Over the years we have discovered that the reason this works is the movement that the horse provides. Children with autism are often kinetic learners, meaning that they need to move in order to be able to learn. Force them to sit at a desk, and all they will learn is how to sit at a desk. Allow their bodies to move, and their brains will be free to receive and retain information.
I have been Rowan’s main teacher for about five years now. We discovered how important movement was to his learning after I had been working with him for about a year. Back then, we still did all his academics inside at a desk but allowed him frequent breaks to go outside and bounce on the trampoline or ride. We always supplemented what he was doing on the horse, of course, but when it came down to “serious” academics, we went inside.

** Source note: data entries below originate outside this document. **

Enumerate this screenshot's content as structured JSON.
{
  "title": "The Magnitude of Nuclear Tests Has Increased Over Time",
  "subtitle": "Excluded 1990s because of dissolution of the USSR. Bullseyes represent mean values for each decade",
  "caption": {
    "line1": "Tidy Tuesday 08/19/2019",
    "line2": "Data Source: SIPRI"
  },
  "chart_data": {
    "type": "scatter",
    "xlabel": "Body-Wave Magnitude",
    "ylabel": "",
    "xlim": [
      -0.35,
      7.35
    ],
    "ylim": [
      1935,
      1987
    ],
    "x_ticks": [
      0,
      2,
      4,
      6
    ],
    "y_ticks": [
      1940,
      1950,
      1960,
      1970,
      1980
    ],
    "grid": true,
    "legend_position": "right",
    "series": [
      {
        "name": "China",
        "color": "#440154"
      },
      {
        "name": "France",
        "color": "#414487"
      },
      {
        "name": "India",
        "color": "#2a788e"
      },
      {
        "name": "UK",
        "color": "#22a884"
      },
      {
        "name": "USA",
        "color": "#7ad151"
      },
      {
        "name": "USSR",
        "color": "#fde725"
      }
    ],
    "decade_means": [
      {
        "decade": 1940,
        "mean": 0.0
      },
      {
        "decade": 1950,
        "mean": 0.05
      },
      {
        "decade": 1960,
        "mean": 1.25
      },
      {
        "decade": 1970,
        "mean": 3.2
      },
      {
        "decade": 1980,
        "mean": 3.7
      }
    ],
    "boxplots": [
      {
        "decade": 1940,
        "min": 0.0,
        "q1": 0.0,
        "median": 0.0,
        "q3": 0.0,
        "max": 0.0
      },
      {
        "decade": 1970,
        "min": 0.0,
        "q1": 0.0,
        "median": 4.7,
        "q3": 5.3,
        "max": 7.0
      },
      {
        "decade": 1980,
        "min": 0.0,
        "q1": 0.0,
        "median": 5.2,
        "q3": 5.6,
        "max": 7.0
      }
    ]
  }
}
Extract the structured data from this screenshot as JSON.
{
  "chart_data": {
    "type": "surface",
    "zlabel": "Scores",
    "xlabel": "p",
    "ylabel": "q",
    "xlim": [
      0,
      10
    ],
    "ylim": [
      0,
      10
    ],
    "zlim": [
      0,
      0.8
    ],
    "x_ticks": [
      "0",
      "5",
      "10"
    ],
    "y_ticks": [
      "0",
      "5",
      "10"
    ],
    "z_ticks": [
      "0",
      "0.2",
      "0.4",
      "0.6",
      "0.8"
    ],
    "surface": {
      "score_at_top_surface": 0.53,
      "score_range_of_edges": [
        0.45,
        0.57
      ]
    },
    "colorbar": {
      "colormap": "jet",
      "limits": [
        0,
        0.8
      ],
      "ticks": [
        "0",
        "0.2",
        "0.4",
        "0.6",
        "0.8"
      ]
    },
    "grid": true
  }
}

Then one day I decided it was time to start his multiplication tables. He flew through his 0 and 1 times table, but when we got to the 2 times table he began to struggle. The more he struggled, the more he rocked in his chair, so that he eventually fell off and the chair fell on top of him. That seemed a good time to take a break!
So outside we went to the trampoline to blow off some steam. Then I had a brainwave: Why not learn the multiplication tables outside whilst bouncing and having fun? He loved the trampoline, so he was motivated to be on it . . . maybe the movement would help him pay attention?
Little did I know how true that would turn out to be.
By the end of a 30-minute bounce session, he had already mastered the 2 and 3 times tables. By the end of the week, we had done all 12 and were moving on to division (and I had lost more than a few pounds to boot). It was so successful, in fact, that from that day onward we abandoned any thought of trying to teach Rowan at a desk and instead created a whole curriculum for him based around movement. He learned angles through chase games and equations through treasure hunts. We discovered how to calculate the relationships among speed, distance, and time on bike rides and did force, mass, and acceleration through wheelbarrow rides.
What’s more, we began to try the same techniques with other children—some on the autism spectrum, some not—and it worked just as well, as long as the games and activities were adapted to those kids’ interests and passions and we incorporated movement, movement, and yet more movement.
We now work directly with hundreds of children on the autism spectrum each year and indirectly with thousands through the trainings we provide for equine professionals, teachers, and parents.